There’s a lively contradiction at work in Basya Schechter’s music. On the one hand, as the singer-songwriter and leader of Pharaoh’s Daughter says, “I love the pentatonic scales; they’re sweet and mournful and yearning.” On the other hand, as her excellent new album, “Dumiyah” (Magenta), reminds a listener, one of the great strengths of her music is the clarity, poise and above all, the simplicity with which she sings, a vocal sound that is stripped of ornamentation and the fake emotion that mars much contemporary music.
It is a warm day in late summer, and Schechter is sitting in a café in Lincoln Center, nursing an iced drink and pensively considering the new CD, which features a generous helping of, among other things, songs for the Jewish festivals.
It isn’t supposed to be an album married to the ritual calendar despite two Chanukah songs and several musical nods to the Days of Awe and Shabbat. Of course, the elements of Jewish spirituality are always up front in her work.

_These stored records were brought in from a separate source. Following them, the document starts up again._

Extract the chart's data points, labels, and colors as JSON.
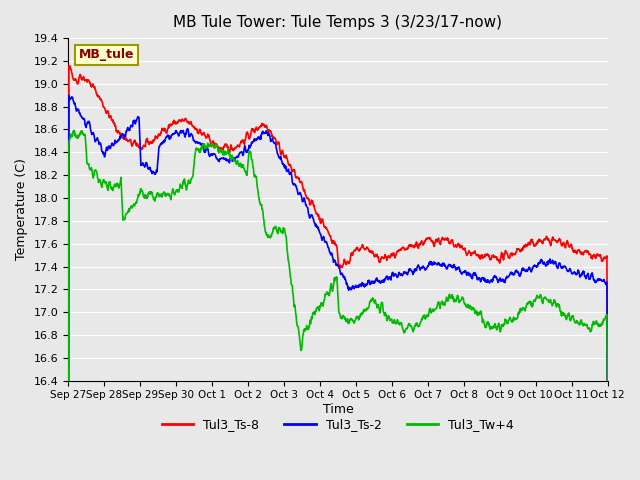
{
  "title": "MB Tule Tower: Tule Temps 3 (3/23/17-now)",
  "xlabel": "Time",
  "ylabel": "Temperature (C)",
  "ylim": [
    16.4,
    19.4
  ],
  "yticks": [
    16.4,
    16.6,
    16.8,
    17.0,
    17.2,
    17.4,
    17.6,
    17.8,
    18.0,
    18.2,
    18.4,
    18.6,
    18.8,
    19.0,
    19.2,
    19.4
  ],
  "xtick_labels": [
    "Sep 27",
    "Sep 28",
    "Sep 29",
    "Sep 30",
    "Oct 1",
    "Oct 2",
    "Oct 3",
    "Oct 4",
    "Oct 5",
    "Oct 6",
    "Oct 7",
    "Oct 8",
    "Oct 9",
    "Oct 10",
    "Oct 11",
    "Oct 12"
  ],
  "colors": {
    "Tul3_Ts-8": "#ff0000",
    "Tul3_Ts-2": "#0000ff",
    "Tul3_Tw+4": "#00bb00"
  },
  "legend_label": "MB_tule",
  "legend_bg": "#ffffcc",
  "legend_border": "#999900",
  "bg_color": "#e8e8e8",
  "plot_bg": "#e8e8e8",
  "grid_color": "#ffffff",
  "line_width": 1.2
}
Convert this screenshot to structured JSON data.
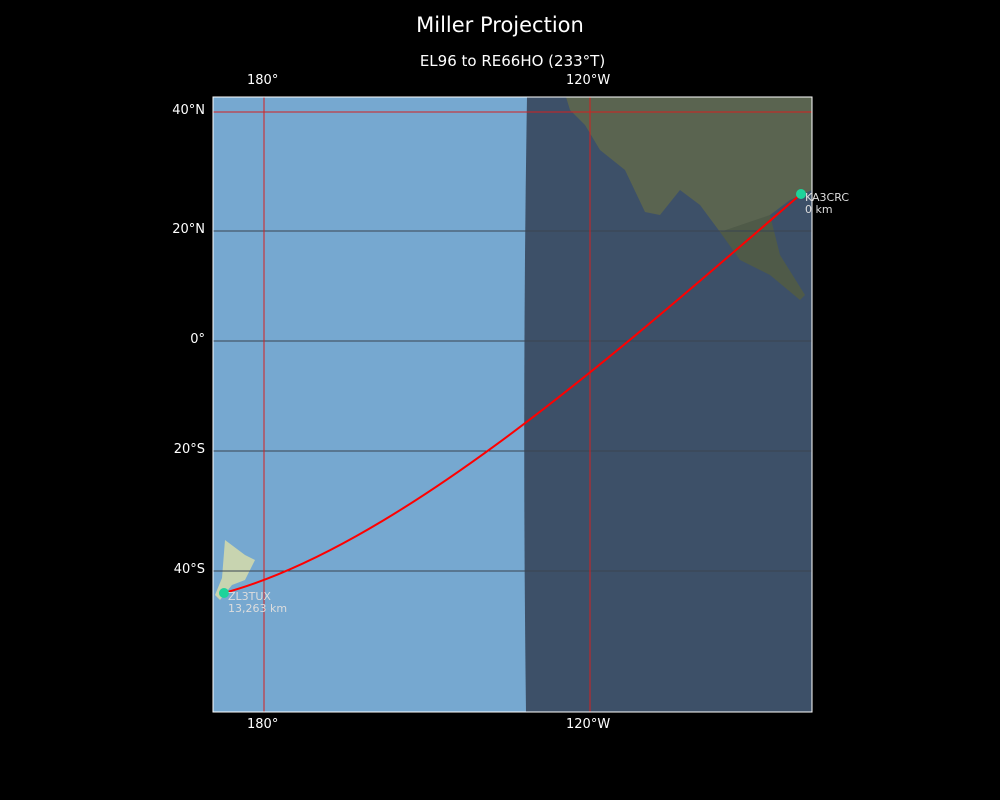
{
  "title": "Miller Projection",
  "subtitle": "EL96 to RE66HO (233°T)",
  "lon_labels": [
    "180°",
    "120°W"
  ],
  "lat_labels": [
    "40°N",
    "20°N",
    "0°",
    "20°S",
    "40°S"
  ],
  "stations": [
    {
      "call": "KA3CRC",
      "distance": "0 km"
    },
    {
      "call": "ZL3TUX",
      "distance": "13,263 km"
    }
  ],
  "colors": {
    "path": "#ff0000",
    "station_marker": "#1dd39a",
    "meridian": "#d42020",
    "parallel": "#3a4450",
    "ocean_day": "#76a8d0",
    "ocean_night": "#3d5068"
  }
}
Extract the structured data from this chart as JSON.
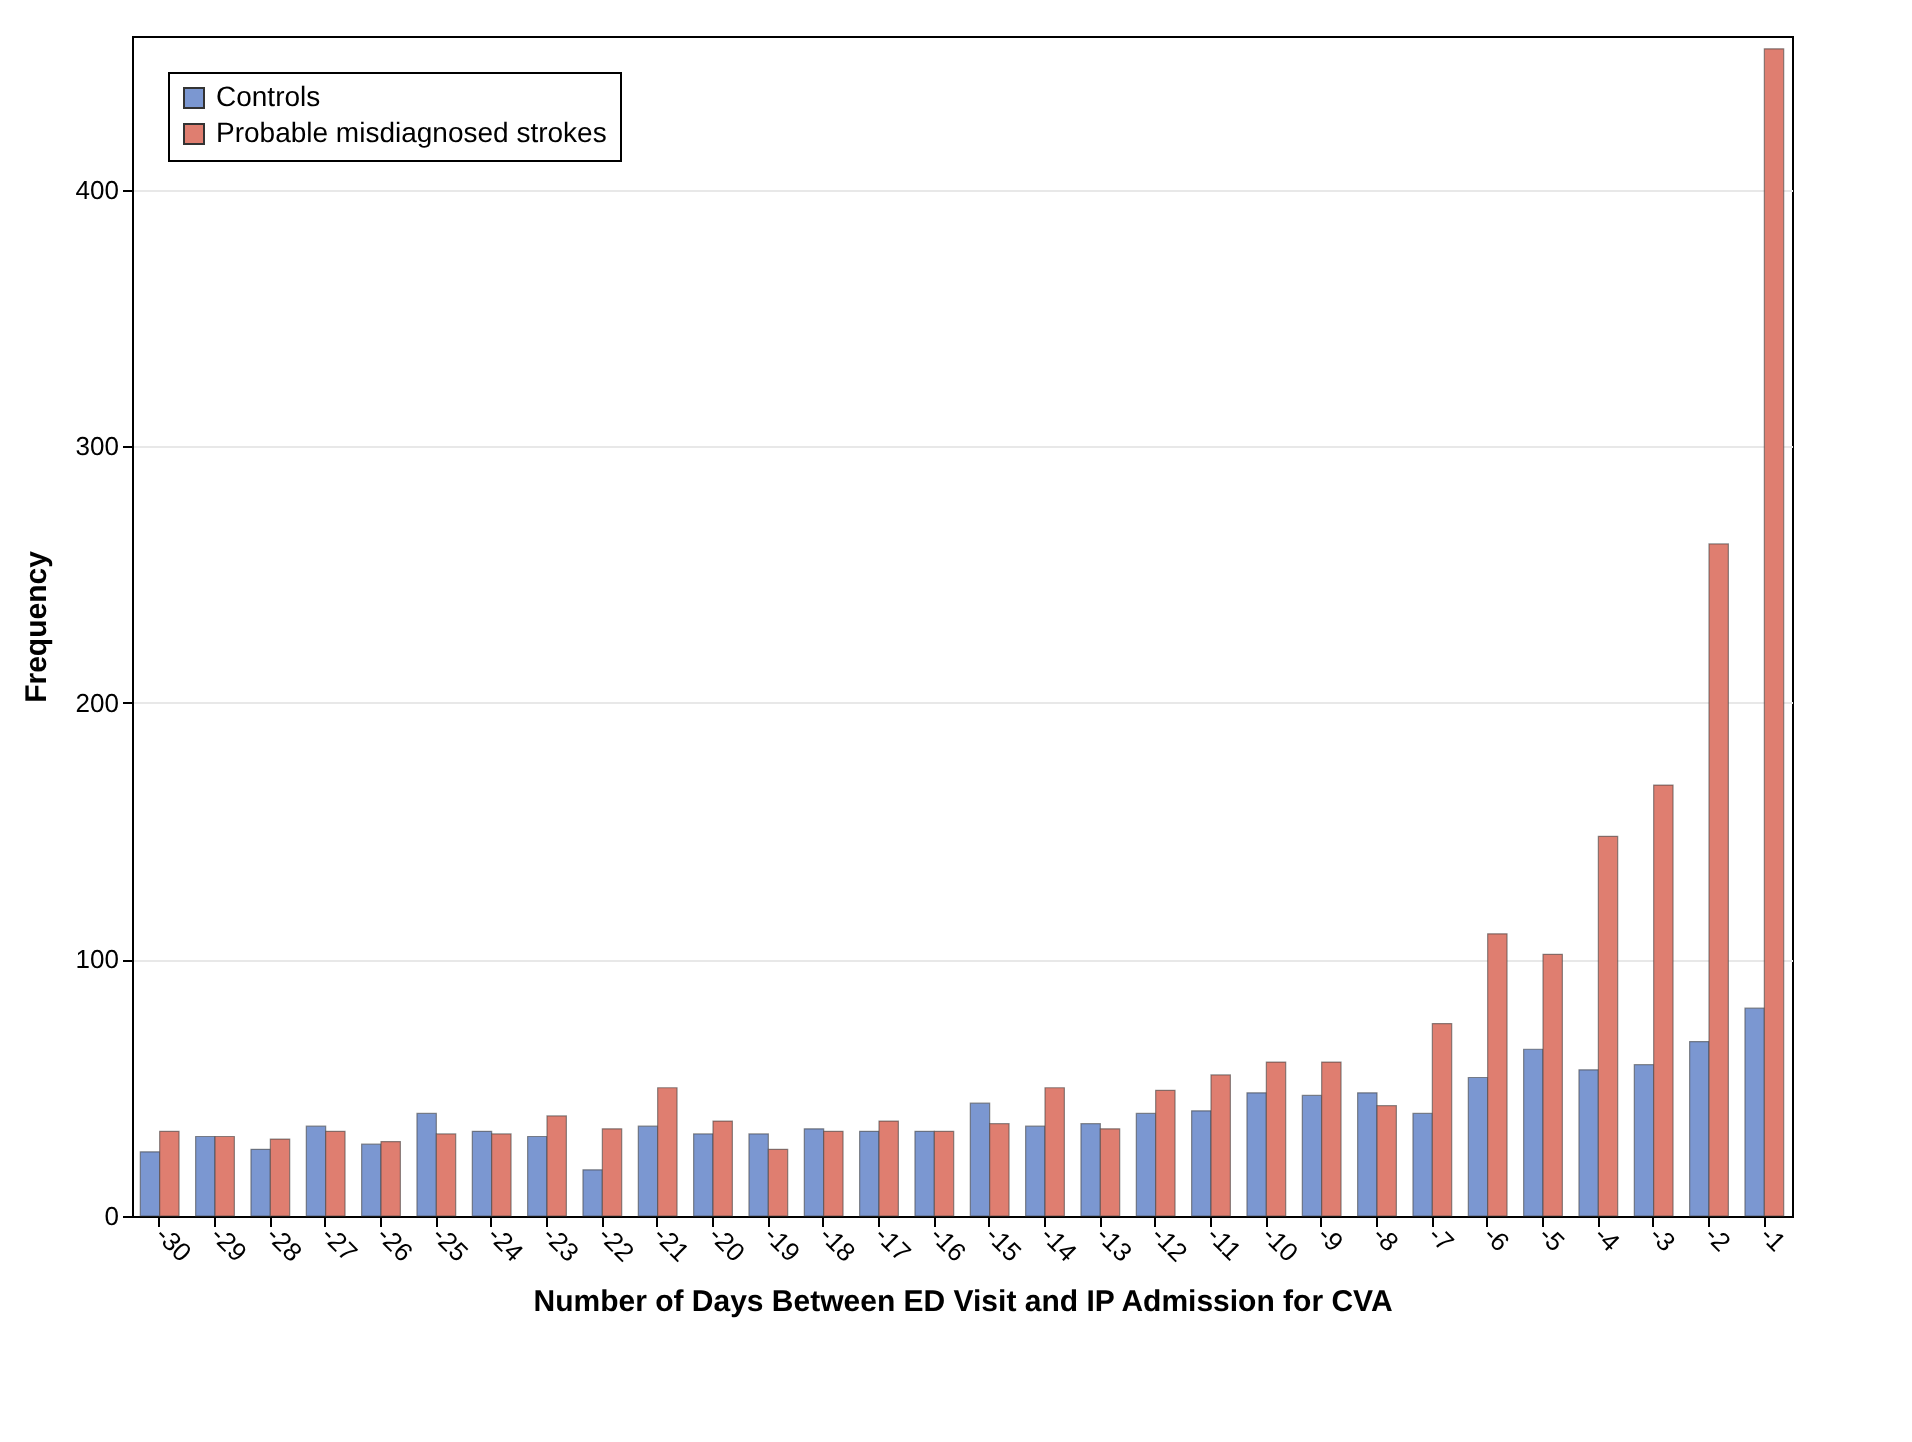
{
  "chart_data": {
    "type": "bar",
    "xlabel": "Number of Days Between ED Visit and IP Admission for CVA",
    "ylabel": "Frequency",
    "categories": [
      "-30",
      "-29",
      "-28",
      "-27",
      "-26",
      "-25",
      "-24",
      "-23",
      "-22",
      "-21",
      "-20",
      "-19",
      "-18",
      "-17",
      "-16",
      "-15",
      "-14",
      "-13",
      "-12",
      "-11",
      "-10",
      "-9",
      "-8",
      "-7",
      "-6",
      "-5",
      "-4",
      "-3",
      "-2",
      "-1"
    ],
    "series": [
      {
        "name": "Controls",
        "color": "#7b97d1",
        "values": [
          25,
          31,
          26,
          35,
          28,
          40,
          33,
          31,
          18,
          35,
          32,
          32,
          34,
          33,
          33,
          44,
          35,
          36,
          40,
          41,
          48,
          47,
          48,
          40,
          54,
          65,
          57,
          59,
          68,
          81
        ]
      },
      {
        "name": "Probable misdiagnosed strokes",
        "color": "#df7e70",
        "values": [
          33,
          31,
          30,
          33,
          29,
          32,
          32,
          39,
          34,
          50,
          37,
          26,
          33,
          37,
          33,
          36,
          50,
          34,
          49,
          55,
          60,
          60,
          43,
          75,
          110,
          102,
          148,
          168,
          262,
          455
        ]
      }
    ],
    "ylim": [
      0,
      460
    ],
    "yticks": [
      0,
      100,
      200,
      300,
      400
    ],
    "grid": "y",
    "legend": "top left"
  }
}
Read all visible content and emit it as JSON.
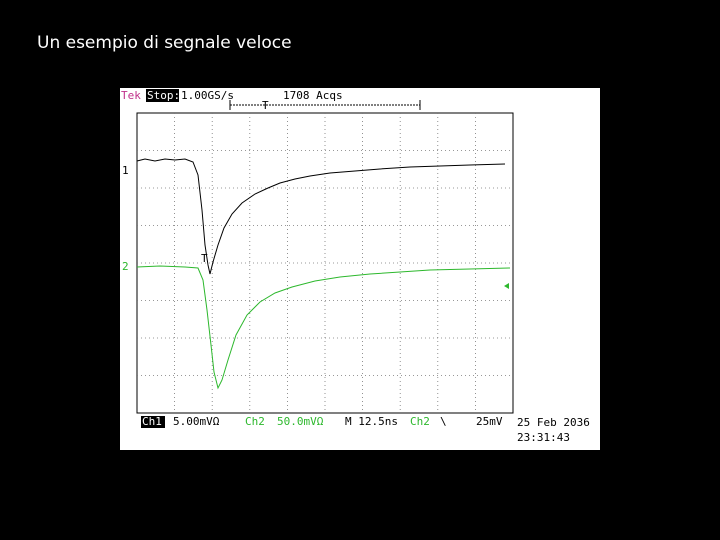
{
  "slide": {
    "title": "Un esempio di segnale veloce"
  },
  "scope": {
    "header": {
      "brand": "Tek",
      "state": "Stop:",
      "sample_rate": "1.00GS/s",
      "acquisitions": "1708 Acqs",
      "trigger_marker": "T"
    },
    "markers": {
      "ch1": "1",
      "ch2": "2",
      "trigger_point": "T"
    },
    "footer": {
      "ch1_label": "Ch1",
      "ch1_scale": "5.00mVΩ",
      "ch2_label": "Ch2",
      "ch2_scale": "50.0mVΩ",
      "timebase": "M 12.5ns",
      "trigger_source": "Ch2",
      "trigger_slope": "\\",
      "trigger_level": "25mV",
      "date": "25 Feb 2036",
      "time": "23:31:43"
    }
  }
}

And the emotions of sacred texts. That’s something else she brings to the fore in those pentatonic scales. “They’re very emotional,” she says. “You feel close to the elements and the emotions.”
For example, “Avrohum,” the third track on the new set, draws from a Malian lullaby Schechter learned from Yacouba Sissoko (who guests on kora), and takes its text from a Talmudic discussion between Sarah and Isaac. You’d expect something a bit detached, cerebral, but the result throbs with the feelings of love and loss that the matriarch feels for her endangered only son.
In one respect, “Dumiyah” (which means “silence”) differs from the four previous albums by Pharaoh’s Daughter. Although the core of musicians are all long-time members of the band, the production by Jamshied Sharifi gives the group a bigger sound, utilizing a four-man horn section and strings.
“The sound takes a lot of its direction from [Jamshied],” Schechter explains. “We weren’t on a deadline, so he created these densely interwoven arrangements. He scores films and he wrote these lush landscapes.”
The result, she adds, was a process of accretion.
“We would let the music sit until it’s finished,” Schechter says. “We would hear it and think that a piece of the necessary sound was missing, so we kept adding. We would keep asking the song, ‘What are we not hearing?’”
One thing that Schechter’s fans haven’t been hearing — yet — is a huge body of unrecorded music that she has written.
“There’s an album of Itzik Manger songs, Bible songs that he wrote, a setting of Shir Ha-Shirim, an album inspired by Rebbe Nachman and one drawn from the Zohar,” she counts them off.
In the end, though, it always comes back to her own strong Jewish identity and “the relationship between a home culture and the outside culture.”
She pauses, then concludes, “I’m showing my own trajectory, all these texts and prayers that I grew up with. All my work is memoir.”